Syria has been in the grip of a terrible civil war for some time, and refugees are still arriving in the United States, but little is known about the women and children settling in America originally from the Middle East and North Africa. The women and children, as is expected, are the most vulnerable of this population. Samina Salim, Ph.D., is researching how culturally Syrian women react to health crises and how their children respond to bullying. Islamophobia, especially among the women and girls who wear the traditional hijab, is common, as is name-calling in the elementary schools.

These women, the mothers, have a very low education level. They have lived their entire lives until now in a patriarchal society. “What is startling is how these women are taught to always put their husband and children first. They are driven by fatalism ‘If I have cancer, I have cancer. It is the will of God,’ ” said Salim. Especially foreign to them is the concept of preventative care like mammograms – but Salim is attempting to determine how well they take care of their health and how to improve the health disparity that plagues them.

Participants in Salim’s study collaborate with nonprofit organizations that work within these communities. Resettlement aid and religious outreach impact is particularly important to these refugees. For instance, some Muslim leaders have given talks about how important it is for the women to take care of their health before they start to experience symptoms and tried to convince them that taking care of their health fits well with Islamic principles.

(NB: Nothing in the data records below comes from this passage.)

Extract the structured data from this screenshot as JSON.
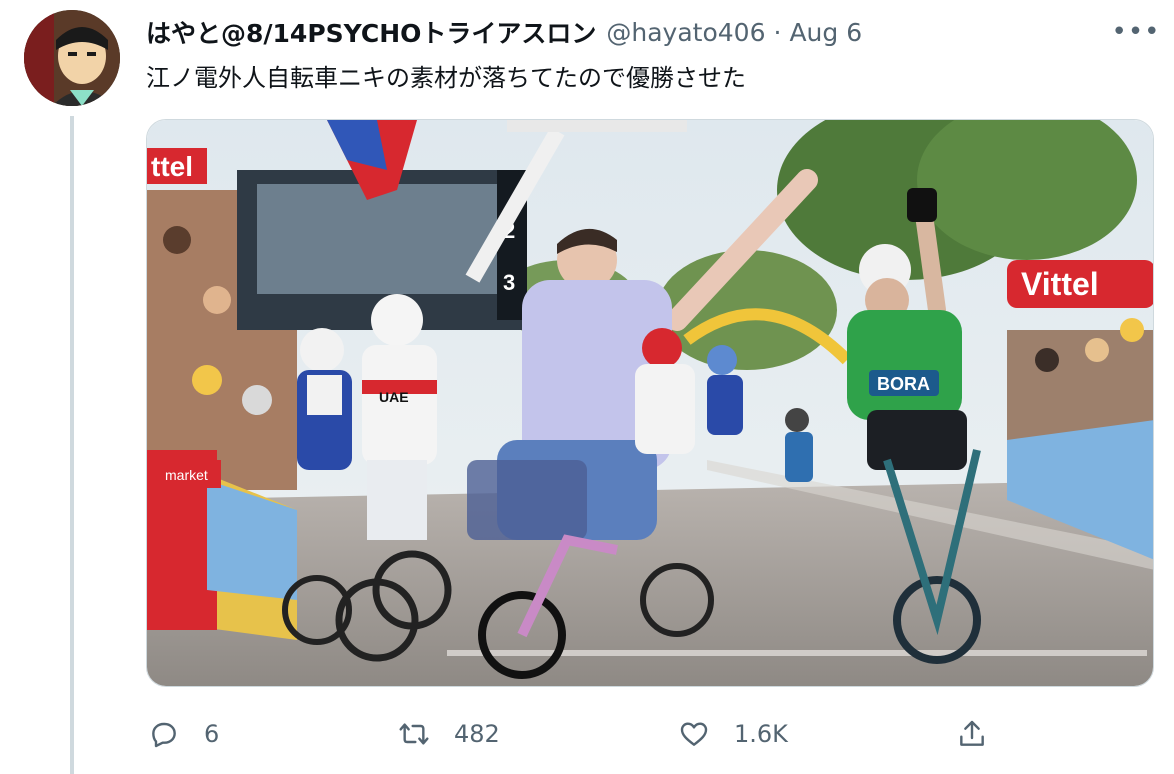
{
  "tweet": {
    "display_name": "はやと@8/14PSYCHOトライアスロン",
    "handle": "@hayato406",
    "separator": "·",
    "date": "Aug 6",
    "more_label": "•••",
    "text": "江ノ電外人自転車ニキの素材が落ちてたので優勝させた",
    "media": {
      "sign_vittel": "Vittel",
      "sign_vittel_short": "ttel",
      "sign_market": "market",
      "screen_numbers": [
        "2",
        "3"
      ],
      "jersey_uae": "UAE",
      "jersey_bora": "BORA"
    }
  },
  "actions": {
    "reply": {
      "icon": "reply-icon",
      "count": "6"
    },
    "retweet": {
      "icon": "retweet-icon",
      "count": "482"
    },
    "like": {
      "icon": "heart-icon",
      "count": "1.6K"
    },
    "share": {
      "icon": "share-icon"
    }
  },
  "colors": {
    "text": "#0f1419",
    "secondary": "#536471",
    "border": "#cfd9de",
    "vittel_red": "#d7282f",
    "green_jersey": "#2fa24a"
  }
}
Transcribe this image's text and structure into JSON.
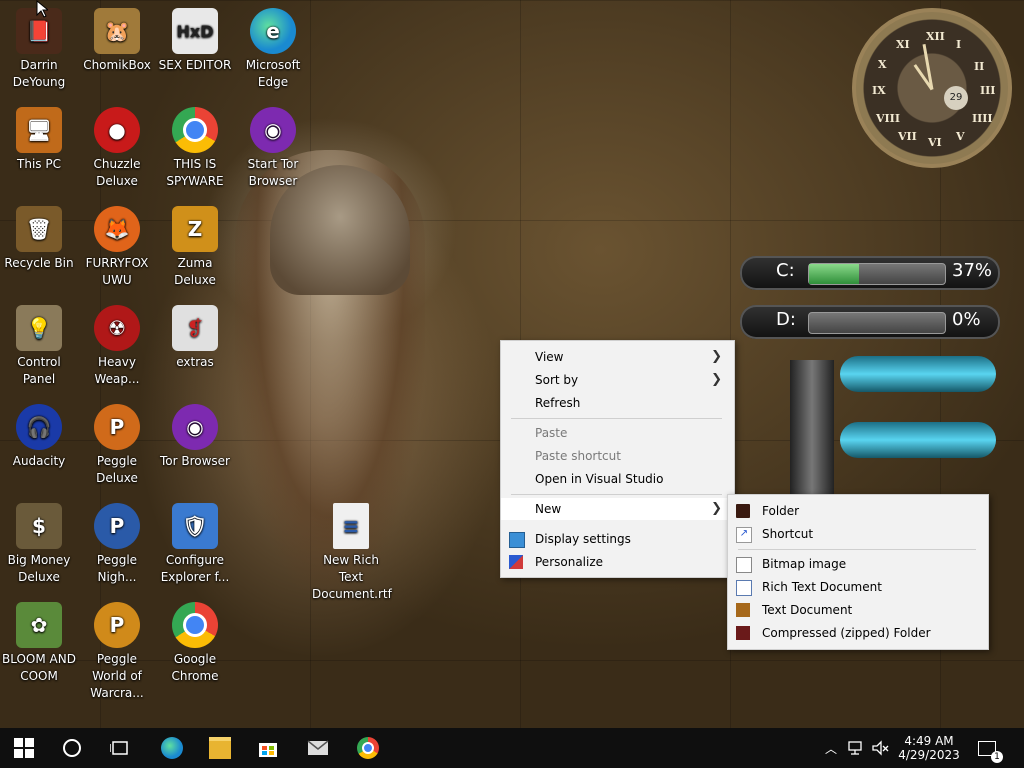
{
  "desktop_icons": [
    {
      "label": "Darrin DeYoung",
      "icon": "book-figure-icon",
      "color": "#4a2a1a"
    },
    {
      "label": "This PC",
      "icon": "computer-icon",
      "color": "#c06a1a"
    },
    {
      "label": "Recycle Bin",
      "icon": "recycle-bin-icon",
      "color": "#7a5a2a"
    },
    {
      "label": "Control Panel",
      "icon": "lightbulb-icon",
      "color": "#8a7a5a"
    },
    {
      "label": "Audacity",
      "icon": "headphones-icon",
      "color": "#1a3aa8"
    },
    {
      "label": "Big Money Deluxe",
      "icon": "money-bag-icon",
      "color": "#6a5a3a"
    },
    {
      "label": "BLOOM AND COOM",
      "icon": "flower-icon",
      "color": "#5a8a3a"
    },
    {
      "label": "ChomikBox",
      "icon": "hamster-box-icon",
      "color": "#a07a3a"
    },
    {
      "label": "Chuzzle Deluxe",
      "icon": "chuzzle-icon",
      "color": "#c81a1a"
    },
    {
      "label": "FURRYFOX UWU",
      "icon": "firefox-icon",
      "color": "#e0641a"
    },
    {
      "label": "Heavy Weap...",
      "icon": "radiation-icon",
      "color": "#b01818"
    },
    {
      "label": "Peggle Deluxe",
      "icon": "peggle-icon",
      "color": "#d06a1a"
    },
    {
      "label": "Peggle Nigh...",
      "icon": "peggle-night-icon",
      "color": "#2a5aa8"
    },
    {
      "label": "Peggle World of Warcra...",
      "icon": "peggle-wow-icon",
      "color": "#d08a1a"
    },
    {
      "label": "SEX EDITOR",
      "icon": "hxd-icon",
      "color": "#e8e8e8"
    },
    {
      "label": "THIS IS SPYWARE",
      "icon": "chrome-icon",
      "color": "#34a853"
    },
    {
      "label": "Zuma Deluxe",
      "icon": "zuma-icon",
      "color": "#d0901a"
    },
    {
      "label": "extras",
      "icon": "file-icon",
      "color": "#e0e0e0"
    },
    {
      "label": "Tor Browser",
      "icon": "tor-icon",
      "color": "#7d2ab0"
    },
    {
      "label": "Configure Explorer f...",
      "icon": "shield-icon",
      "color": "#3a7ad0"
    },
    {
      "label": "Google Chrome",
      "icon": "chrome-icon",
      "color": "#34a853"
    },
    {
      "label": "Microsoft Edge",
      "icon": "edge-icon",
      "color": "#1a8ad0"
    },
    {
      "label": "Start Tor Browser",
      "icon": "tor-icon",
      "color": "#7d2ab0"
    },
    {
      "label": "New Rich Text Document.rtf",
      "icon": "rtf-document-icon",
      "color": "#f0f0f0"
    }
  ],
  "clock_widget": {
    "numerals": [
      "XII",
      "I",
      "II",
      "III",
      "IIII",
      "V",
      "VI",
      "VII",
      "VIII",
      "IX",
      "X",
      "XI"
    ],
    "date": "29"
  },
  "drives": [
    {
      "label": "C:",
      "percent": "37%",
      "fill": 0.37
    },
    {
      "label": "D:",
      "percent": "0%",
      "fill": 0.0
    }
  ],
  "context_menu": {
    "items": [
      {
        "label": "View",
        "submenu": true,
        "disabled": false
      },
      {
        "label": "Sort by",
        "submenu": true,
        "disabled": false
      },
      {
        "label": "Refresh",
        "submenu": false,
        "disabled": false
      },
      {
        "label": "Paste",
        "submenu": false,
        "disabled": true
      },
      {
        "label": "Paste shortcut",
        "submenu": false,
        "disabled": true
      },
      {
        "label": "Open in Visual Studio",
        "submenu": false,
        "disabled": false
      },
      {
        "label": "New",
        "submenu": true,
        "disabled": false,
        "highlighted": true
      },
      {
        "label": "Display settings",
        "icon": "display-icon",
        "submenu": false,
        "disabled": false
      },
      {
        "label": "Personalize",
        "icon": "personalize-icon",
        "submenu": false,
        "disabled": false
      }
    ]
  },
  "new_submenu": {
    "items": [
      {
        "label": "Folder",
        "icon": "folder-icon"
      },
      {
        "label": "Shortcut",
        "icon": "shortcut-icon"
      },
      {
        "label": "Bitmap image",
        "icon": "bitmap-icon"
      },
      {
        "label": "Rich Text Document",
        "icon": "rich-text-icon"
      },
      {
        "label": "Text Document",
        "icon": "text-document-icon"
      },
      {
        "label": "Compressed (zipped) Folder",
        "icon": "zip-folder-icon"
      }
    ]
  },
  "taskbar": {
    "apps": [
      {
        "name": "edge-taskbar-icon",
        "color": "#1a8ad0"
      },
      {
        "name": "file-explorer-icon",
        "color": "#e8b431"
      },
      {
        "name": "store-icon",
        "color": "#0a78d4"
      },
      {
        "name": "mail-icon",
        "color": "#dddddd"
      },
      {
        "name": "chrome-taskbar-icon",
        "color": "#34a853"
      }
    ],
    "time": "4:49 AM",
    "date": "4/29/2023",
    "notification_count": "1"
  }
}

There is very little research, if any, about the link between the psychological trauma they faced in their home country and their health. Salim in collaboration with child development researcher at UH Johanna Bick, Ph.D., is examining the impact of trauma, war and displacement on Syrian refugee children resettled in the greater Houston area. For example, through stress and speech tests, an EKG shows what kind of response they show when a stressful movie clip is shown to them.

“What we are seeing is that these women and children are highly sensitized. They have seen so much trauma, they most-likely suffer from Post-Traumatic Stress Disorder,” said Salim. “These women and children were abandoning their homes and way of life – on top of trucks, buses, carts, boats, on foot.” These women were displaced from their homes to refugee camps in countries such as Jordan, Turkey, Lebanon and Greece, before finally coming to the U.S.

Cultural competency is talked about in hospitals and by doctors, but the offices these women go to when they are ill present a lot of cultural and language issues. Even reading a pamphlet about breast self-examination can be prohibitive to Syrian women. Just providing infographics and instructions in Arabic could help prevent some of the cancer deaths within the demographic.